How Climate Change Impacts Food Insecurity
We all know climate change has impacted our lives over the decades—from delaying when the leaves change each season to the erosion of magnificent places like the Arctic and the Rockies. But you may not have considered how climate change will impact our food options.
However the long term effects of climate change will likely leave us with less food options—or worse—without a source of food.
Climate change communications specialist Danielle Eiseman says that currently climate change has already played a role in our diet. Harvests are having to be pushed due to late planting and late planting is happening due to floods or droughts or a host of other environmental issues plaguing farms across the globe. She added “...a lot of research has shown that the increasing carbon dioxide in the atmosphere is really changing the protein levels of a lot of staple crops, such as rice…[which] for billions of people that rely on rice as part of their daily diets, that can have a huge impact on their overall health.” Another major staple in society’s diet is wheat which, according to a research article published by the Proceedings of the National Academy of Sciences of the United States of America (PNAS), is responsible for 20% of the Earth’s protein and calories. In order to meet the increasing demand of a population expected to grow to 9.6 million by 2050, production would have to ramp up to at least 60% to meet demand.

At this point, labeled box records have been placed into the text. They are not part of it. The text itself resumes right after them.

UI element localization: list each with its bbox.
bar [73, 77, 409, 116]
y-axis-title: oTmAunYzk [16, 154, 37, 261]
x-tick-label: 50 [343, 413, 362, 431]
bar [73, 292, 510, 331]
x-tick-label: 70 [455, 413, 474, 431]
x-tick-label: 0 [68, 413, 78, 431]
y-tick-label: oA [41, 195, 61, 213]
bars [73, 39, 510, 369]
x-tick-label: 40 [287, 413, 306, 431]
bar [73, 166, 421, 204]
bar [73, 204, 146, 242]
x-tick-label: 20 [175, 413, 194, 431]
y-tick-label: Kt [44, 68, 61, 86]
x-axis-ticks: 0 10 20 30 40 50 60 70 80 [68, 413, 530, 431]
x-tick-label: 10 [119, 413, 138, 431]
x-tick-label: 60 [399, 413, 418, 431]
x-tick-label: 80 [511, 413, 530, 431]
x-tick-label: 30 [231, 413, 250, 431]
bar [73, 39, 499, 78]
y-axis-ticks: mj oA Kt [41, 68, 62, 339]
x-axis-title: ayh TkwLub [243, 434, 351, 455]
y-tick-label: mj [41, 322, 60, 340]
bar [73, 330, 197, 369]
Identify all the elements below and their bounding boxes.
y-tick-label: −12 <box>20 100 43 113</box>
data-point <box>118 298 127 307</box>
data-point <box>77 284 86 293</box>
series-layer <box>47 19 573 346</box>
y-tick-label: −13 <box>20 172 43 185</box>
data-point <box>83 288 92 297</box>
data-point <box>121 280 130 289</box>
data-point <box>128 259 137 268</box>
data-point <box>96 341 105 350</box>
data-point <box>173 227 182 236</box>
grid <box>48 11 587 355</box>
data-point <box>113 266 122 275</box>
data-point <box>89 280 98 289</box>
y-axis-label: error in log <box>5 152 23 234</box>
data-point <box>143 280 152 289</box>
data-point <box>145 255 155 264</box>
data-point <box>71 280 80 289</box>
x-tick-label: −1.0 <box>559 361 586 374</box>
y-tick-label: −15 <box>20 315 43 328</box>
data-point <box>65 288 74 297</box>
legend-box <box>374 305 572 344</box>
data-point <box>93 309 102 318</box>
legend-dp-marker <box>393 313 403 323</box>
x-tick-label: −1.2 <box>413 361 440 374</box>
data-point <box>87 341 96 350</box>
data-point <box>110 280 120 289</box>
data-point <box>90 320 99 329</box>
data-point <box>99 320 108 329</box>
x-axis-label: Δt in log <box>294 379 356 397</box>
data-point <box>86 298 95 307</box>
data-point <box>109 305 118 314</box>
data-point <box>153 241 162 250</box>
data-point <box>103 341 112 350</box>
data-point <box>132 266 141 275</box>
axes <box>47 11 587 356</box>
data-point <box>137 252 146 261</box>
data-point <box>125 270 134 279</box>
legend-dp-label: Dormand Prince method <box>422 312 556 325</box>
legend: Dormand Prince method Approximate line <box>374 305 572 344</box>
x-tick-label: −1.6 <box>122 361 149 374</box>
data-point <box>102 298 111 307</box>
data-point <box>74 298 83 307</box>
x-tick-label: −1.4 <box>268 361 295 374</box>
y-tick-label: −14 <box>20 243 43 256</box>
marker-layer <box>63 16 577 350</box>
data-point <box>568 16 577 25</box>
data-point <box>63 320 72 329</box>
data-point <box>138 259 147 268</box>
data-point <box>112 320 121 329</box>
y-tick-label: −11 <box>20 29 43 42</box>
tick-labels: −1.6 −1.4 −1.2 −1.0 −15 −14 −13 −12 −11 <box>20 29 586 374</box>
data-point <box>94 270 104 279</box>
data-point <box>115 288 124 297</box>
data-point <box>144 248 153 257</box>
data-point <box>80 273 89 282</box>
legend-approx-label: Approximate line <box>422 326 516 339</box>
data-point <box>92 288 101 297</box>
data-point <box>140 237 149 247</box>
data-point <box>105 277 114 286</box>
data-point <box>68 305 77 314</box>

With a continued increase in population and a society used to a certain way of life, it seems like it would be hard to combat the effects of climate change enough to reverse food insecurity, but a paper released by Johns Hopkins Center for a Livable Future believes there are some policy changes that could be made in order to help alleviate the problem. In a scenario where society moves away from coal and natural gas and transitions to cleaner energy like hydroelectric, solar, and wind, public policy and infrastructure investments can be made to make walking, cycling, and public transit both more accessible and popular forms of transportation, with air travel as a last resort. In addition, a reduction in dairy and meat consumption would be necessary. The paper notes that “changing diets on an international scale will require more than just educating consumers—national policies will need to shift in ways that support more plant-centric diets.”
With the decrease in food growth and production exacerbated by climate change, supply chain issues have escalated as well, which has led to sourcing and procurement executives, consumers, and the like to question some of their sustainability practices. The good news here is that the disruption has sparked a conversation among giant corporations about their sustainability practices as it relates to sourcing their products, environmental preservation, and reconnecting corporate goals with these sourcing practices. Perhaps this growing crisis is making way for a better solution.